LAS HIERBAS DE LOS DIOSES
En el collar de islas que se ciernen sobre la península como perlas, Mateo Colón recogió las plantas con cuya savia habría de preparar las infusiones. En Tesalia recolectó el beleño bajo cuyo ensueño las antiguas sacerdotisas de Delfos hacían sus profecías; en Beoda, las frescas hojas de la atropa; en Argos, exhumó la raíz de la mandrágora -cuyo siniestro antropomorfismo describiera Pitágoras-, tomando la precaución de taparse los oídos, porque, como lo sabían los recolectores, si se exhumaba sin pericia ni cuidado, los chillidos agónicos de la planta podían conducir a la locura; en Creta recogió las semillas de la dutura metel , mencionada en los antiguos manuscritos sánscritos y chinos y cuyas propiedades fueran descritas por Avicena en el siglo XI; en Quío, la temida dutura ferox , un afrodisíaco tan poderoso que, según contaban las crónicas, podía hacer estallar la verga, sobreviniendo la muerte por pérdida de sangre. Y comprobó que todas y cada una de las hierbas, raíces y semillas fueran buenas.

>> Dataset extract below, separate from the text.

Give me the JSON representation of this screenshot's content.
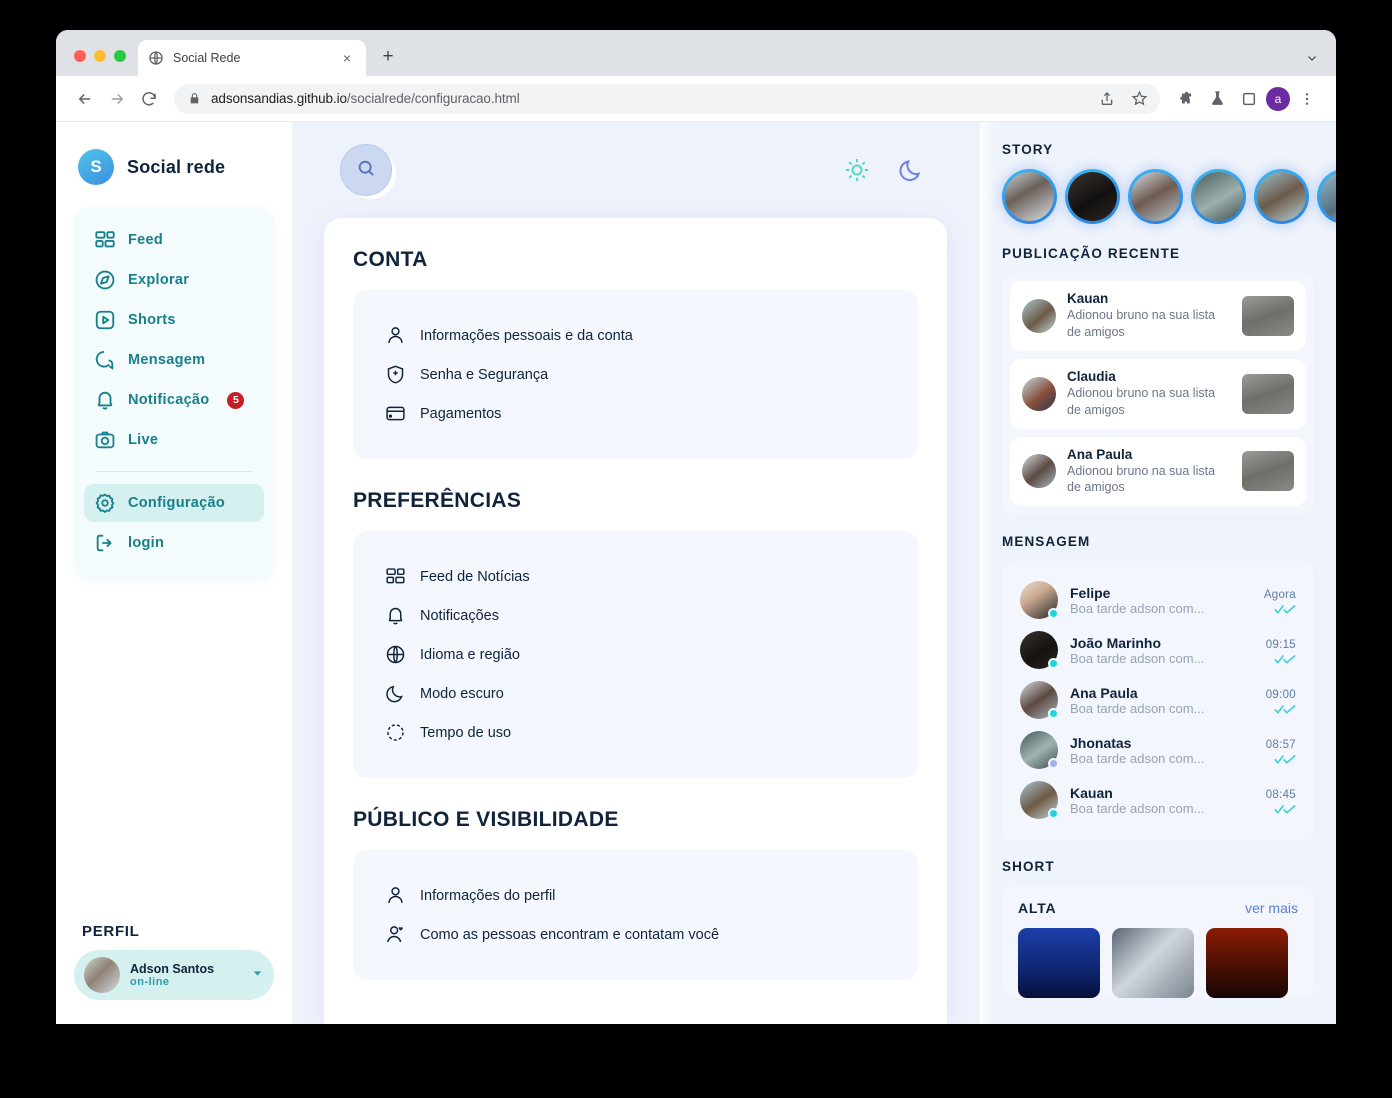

En Atenas, sobre la ladera del Monte de la Acrópolis, Mateo Colón supo qué era lo "Bueno, lo Bello y lo Verdadero". Ebrio de helénica "Antigüedad" -además de cierta cannabis que describiera Galeno, mezclada con belladona-, y de un paganismo inédito, descubrió, de pie como estaba sobre el Monte de la Acrópolis, las miserias de la Rinascitá . Se hallaba ahora en la cuna dorada de la genuina "Antigüedad". Allí, en la ladera del Monte de la Acrópolis, abrió la saca que contenía todas las hierbas de los dioses y comprobó que fueran buenas. Primero comió del hongo de la amarita muscaria ; entonces pudo ver el Principio de Todas las Cosas: vio a Eurínome alzarse desde las tinieblas del Caos; la vio bailando la danza de la Creación mientras separaba los mares del firmamento y daba comienzo a todos los Vientos. Entonces, él, el anatomista, fue Pelasgo, el primero de todos los hombres. Y Eurínome le enseñó a alimentarse: la Diosa de Todas las Cosas le extendió la palma de su mano que estaba llena de semillas carmesí de cláviceps purpúrea . Y entonces comió de aquella simiente y fue el primero de los hijos de Cronos. Tendido de espaldas sobre la ladera del Monte de Todos los Montes, se dijo que aquella sí era la vida; la muerte no era sino un horrible sueño. Sintió una pena infinita por los pobres mortales. Entonces encendió un pequeña hoguera e hizo arder las hojas de la belladona, de cuyo humo respiró largamente: junto a él, podía ver a las ménades de las orgías dionisíacas; podía tocarlas y sentir aquellas miradas de ojos de fuego; podía ver cómo le extendían sus brazos. Se encontraba en la tripa de la Antigüedad, a las puertas de Eleusis celebrando y agradeciendo a los dioses el regalo de la semilla de la tierra.